We demonstrated recently that the divalent cation-sensing receptor on the osteoclast, the Ca2+ receptor (CaR), is a functional component of a cell surface-expressed ryanodine receptor-like molecule (RyR). The objective of the present study was to further characterize this putative RyR by use of the two well-known cell-impermeant RyR modulators, ruthenium red and adenosine 3',5'-cyclic diphosphate ribose (cADPr). We found that, when applied extracellularly, ruthenium red (5 x 10(-8)-10(-4) M) and cADPr (5 x 10(-6) M) triggered an elevation of cytosolic [Ca2+]. Depolarization of the cell membrane by the application of 0.1 M K+ in the presence of 5 x 10(-6) M. valinomycin resulted in a concentration-dependent increase in the magnitude of the cytosolic Ca2+ response to extracellular ruthenium red (5 x 10(-9) and 5 x 10(-5) M), a phenomenon that was not seen when osteoclasts were hyperpolarized using 5 x 10(-3) M K+ with 5 x 10(-6) M valinomycin. In the presence of an intact nonleaky cell membrane, these results would favor a plasma membrane locus of action for the two modulators. Furthermore, pretreatment of osteoclasts with either modulator resulted in a markedly attenuated cytosolic Ca2+ transient elicited in response to the CaR agonist Ni2+, thus confirming an interaction between the cADPr- and ruthenium red-sensitive sites and the osteoclast CaR. The inhibition of the cytosolic Ca2+ response to Ni2+ induced by ruthenium red remained unchanged in the face of membrane potential changes. Finally, the cytosolic Ca2+ response to caffeine (5 x 10(-4) M), another RyR modulator, was also strongly attenuated by pretreatment with 5 x 10(-9) M ruthenium red. We conclude that ruthenium red and cADPr act on plasma membrane-resident sites and that both these sites interact with the process of divalent cation sensing.

Molecular and functional evidence for calcineurin-A alpha and beta isoforms in the osteoclast: novel insights into cyclosporin A action on bone resorption.
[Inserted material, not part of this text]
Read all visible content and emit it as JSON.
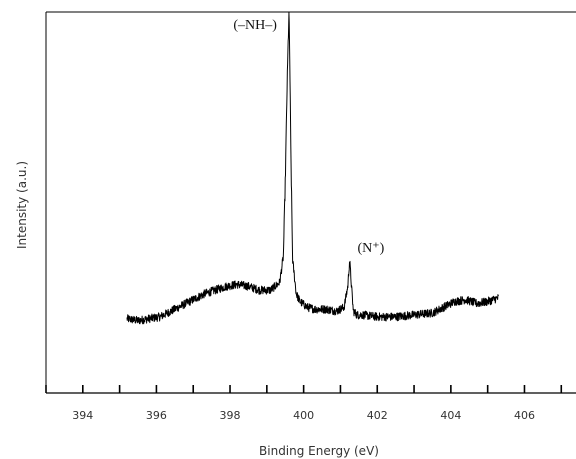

We provide the first molecular evidence for the presence of a functional serine/threonine phosphatase, calcineurin-A (CN-A), in the osteoclast. Polymerase chain reaction (PCR) of an osteoclast cDNA library, together with restriction mapping, revealed two isoform sequences, alpha and beta. We then examined the functionality of the detected CN-A by assessing the effect of a classical antagonist, cyclosporin A (CsA), in the osteoclast resorption (pit) assay. CsA (0.1 and 1 microg ml-1) potently inhibited bone resorption. The presence of lymphocytes, with or without prior exposure to CsA in vivo, failed to reverse the CsA-induced resorption-inhibition. Expectedly, CsA had no direct effect on cytosolic Ca2+ levels in fura-2-loaded osteoclasts. These studies are a prelude to further investigations into the possible role of CN-A in osteoclast regulation. Finally, mechanistic studies on the bone effects of CsA, a widely used immunosupressant, should proceed from these observations.